The payload of the ingested data is encoded as bytes. To deserialize and preview your data, see Deserialize and preview data from Google Cloud Pub/Sub in the Connect to Data Sources and Destinations with the manual.

Prerequisites

Before you can use this function, you must create a connection. See Create a connection to Google Cloud Pub/Sub in the Connect to Data Sources and Destinations with the manual. When configuring this source function, set the connection_id argument to the ID of that connection.

Function output schema

This function outputs records with the schema described in the following table.

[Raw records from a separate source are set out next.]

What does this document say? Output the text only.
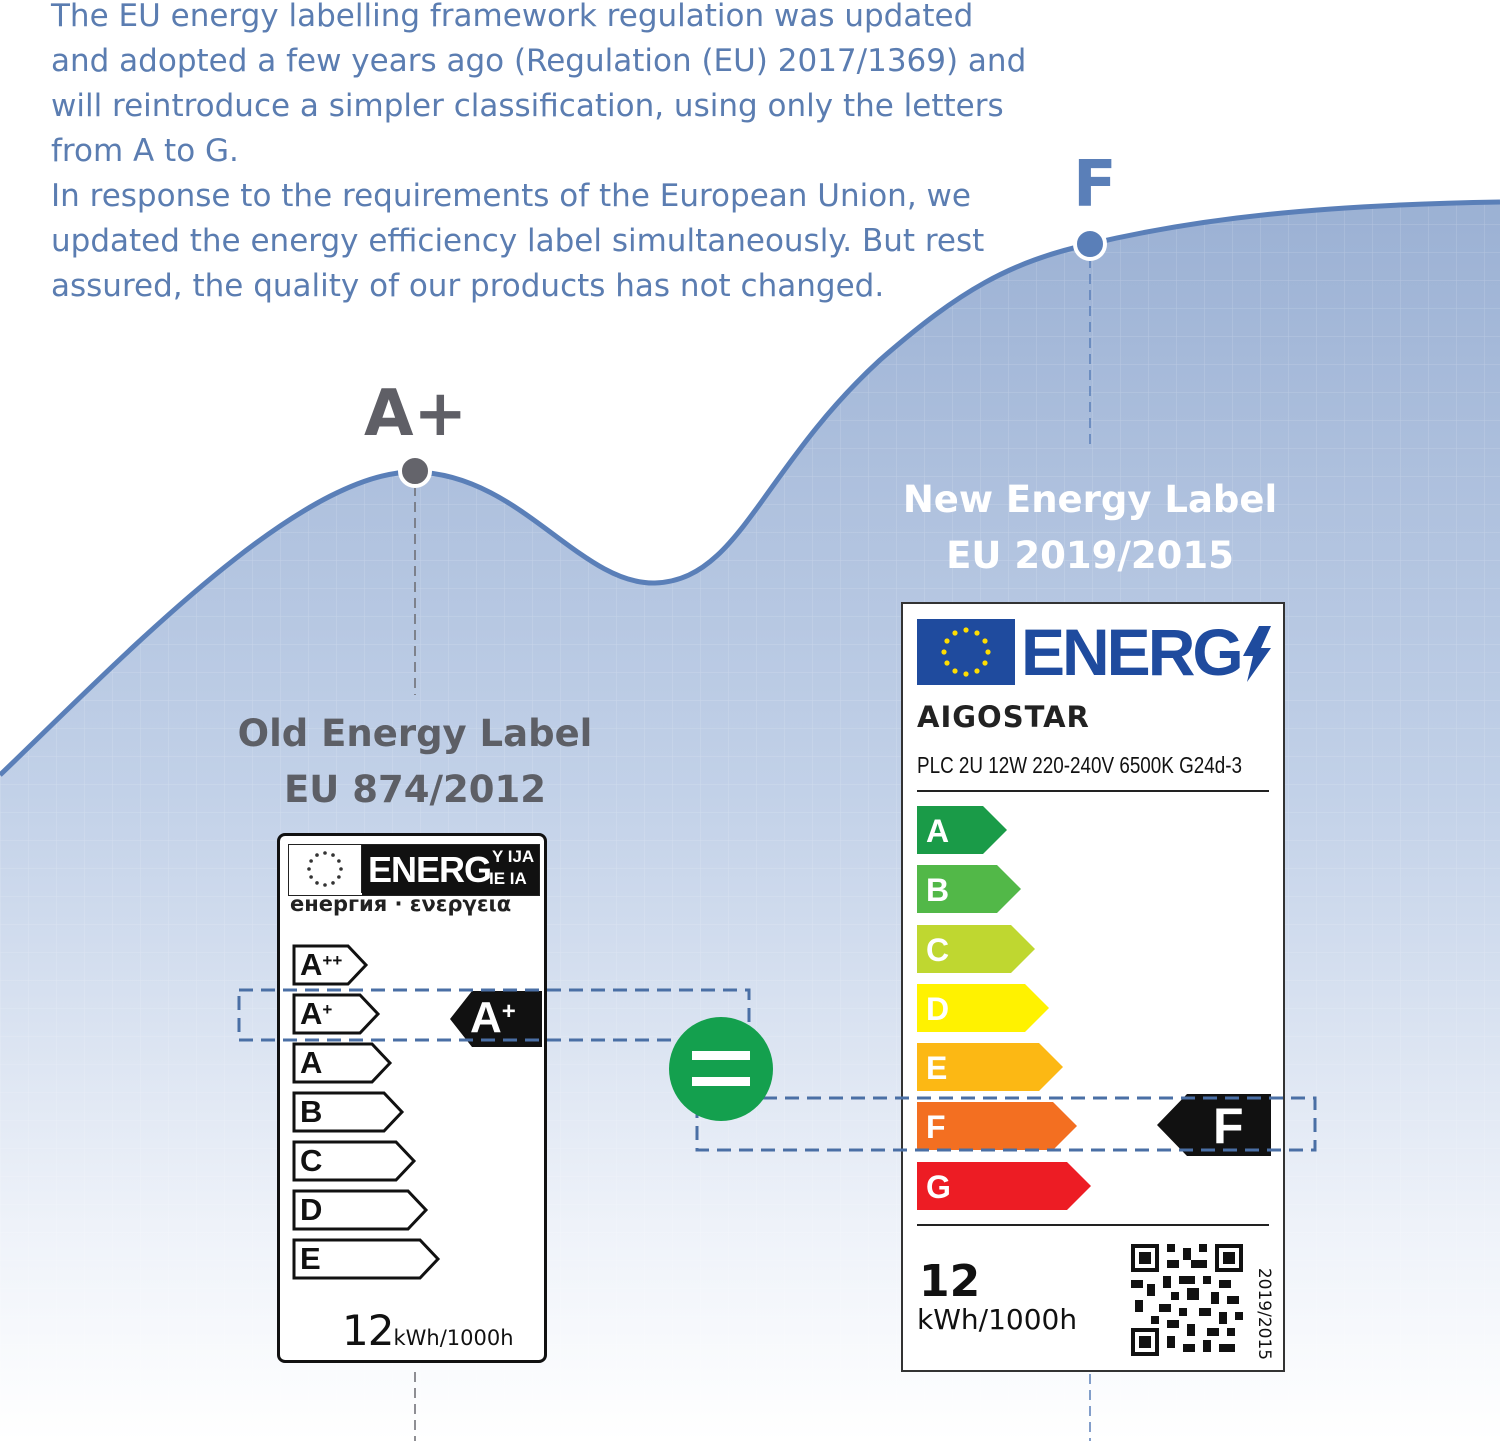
The EU energy labelling framework regulation was updated and adopted a few years ago (Regulation (EU) 2017/1369) and will reintroduce a simpler classification, using only the letters from A to G.

In response to the requirements of the European Union, we updated the energy efficiency label simultaneously. But rest assured, the quality of our products has not changed.

A+
F
Old Energy Label
EU 874/2012
New Energy Label
EU 2019/2015
ENERG Y IJA
IE IA
енергия · ενεργεια
A++
A+
A
B
C
D
E
A+
12kWh/1000h
ENERG
AIGOSTAR
PLC 2U 12W 220-240V 6500K G24d-3
A
B
C
D
E
F
G
F
12
kWh/1000h	2019/2015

Depending on whether the Pub/Sub message is parsed as a Google Cloud log message, the pubsub function maps different data values to the timestamp, nanos, source, sourceType, and host fields. See the Google Cloud log data extraction section on this page for more information.

Key	Description
body	The `data` field from the message in bytes.
attributes	The `attributes` field from the message as a map of strings.
messageId	The `messageId` field from the message as a string.
publishTime	The `publishTime` field from the message as a string.
timestamp	The `publishTime` of the message or the timestamp of the Google Cloud log, given in epoch time format in milliseconds and stored as a long.
nanos	The nanoseconds part of the timestamp as an integer.
source	The name of the Pub/Sub topic or the `logName` field in the Google Cloud log, stored as a string.
sourceType	The source type as a string.
host	The ID of the project that the Pub/Sub topic belongs to or the project ID stated in the `logName` field in the Google Cloud log, stored as a string.

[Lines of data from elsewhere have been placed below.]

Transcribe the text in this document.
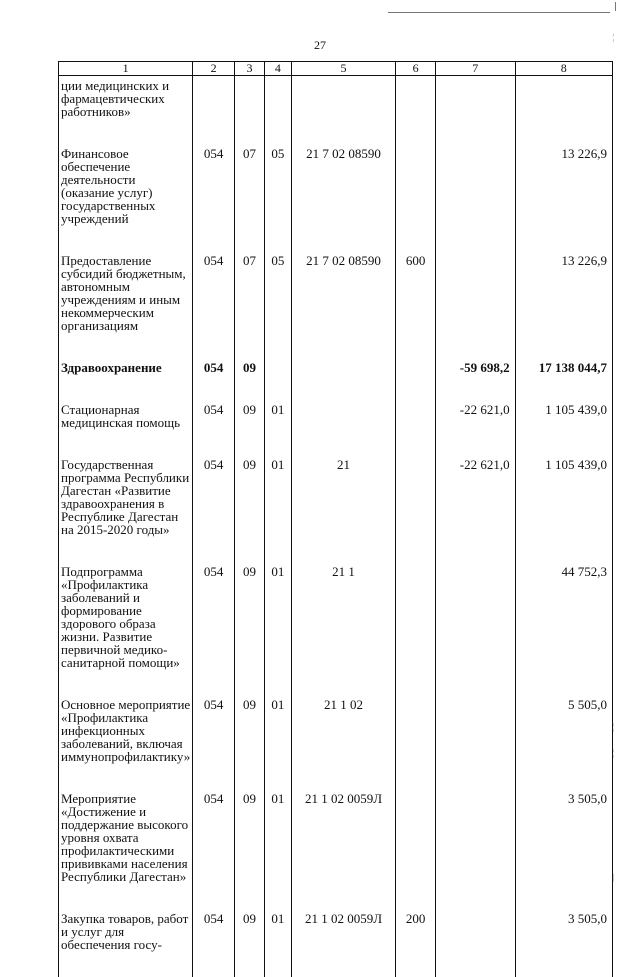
¦
¦
¦
|
27
1	2	3	4	5	6	7	8
ции медицинских и фармацевтических работников»							
Финансовое обеспечение деятельности (оказание услуг) государственных учреждений	054	07	05	21 7 02 08590			13 226,9
Предоставление субсидий бюджетным, автономным учреждениям и иным некоммерческим организациям	054	07	05	21 7 02 08590	600		13 226,9
Здравоохранение	054	09				-59 698,2	17 138 044,7
Стационарная медицинская помощь	054	09	01			-22 621,0	1 105 439,0
Государственная программа Республики Дагестан «Развитие здравоохранения в Республике Дагестан на 2015-2020 годы»	054	09	01	21		-22 621,0	1 105 439,0
Подпрограмма «Профилактика заболеваний и формирование здорового образа жизни. Развитие первичной медико-санитарной помощи»	054	09	01	21 1			44 752,3
Основное мероприятие «Профилактика инфекционных заболеваний, включая иммунопрофилактику»	054	09	01	21 1 02			5 505,0
Мероприятие «Достижение и поддержание высокого уровня охвата профилактическими прививками населения Республики Дагестан»	054	09	01	21 1 02 0059Л			3 505,0
Закупка товаров, работ и услуг для обеспечения госу-	054	09	01	21 1 02 0059Л	200		3 505,0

The following is an example of a typical record from the pubsub function:

{
"body": "aGVsbG8gd29ybGQ=",
"attributes": {
     "key1":"value1"
     },
"messageId": 2823738566644596,
"publishTime": "2020-06-16T17:04:52.797Z",
"timestamp": 1592327092797,
"nanos": 797000000,
"source": "my-topic",
"sourceType": "google:gcp:pubsub:message",
"host": "test-server"
}

Required arguments

connection_id: Syntax: string; Description: The ID of your Google Cloud Pub/Sub connection.; Example in Canvas View: my-gcp-pubsub-connection
project_id: Syntax: string; Description: The ID of the Google Cloud Platform project containing the Pub/Sub topic to get messages from.; Example in Canvas View: my-project-id
topic_id: Syntax: string; Description: The ID of the Pub/Sub topic to get messages from.; Example in Canvas View: my-topic-id

Optional arguments

parallelism

Syntax: integer

Description: The number of concurrent threads used to pull messages from the Pub/Sub topic. Increasing the number of threads can increase the rate at which the function ingests data into the DSP pipeline, but doing so consumes more computing resources. The number of threads can range from 1 to 128, inclusive. Defaults to 1.

Example in Canvas View: 1

parameters

Description: Key-value pairs that specify how the source function ingests data.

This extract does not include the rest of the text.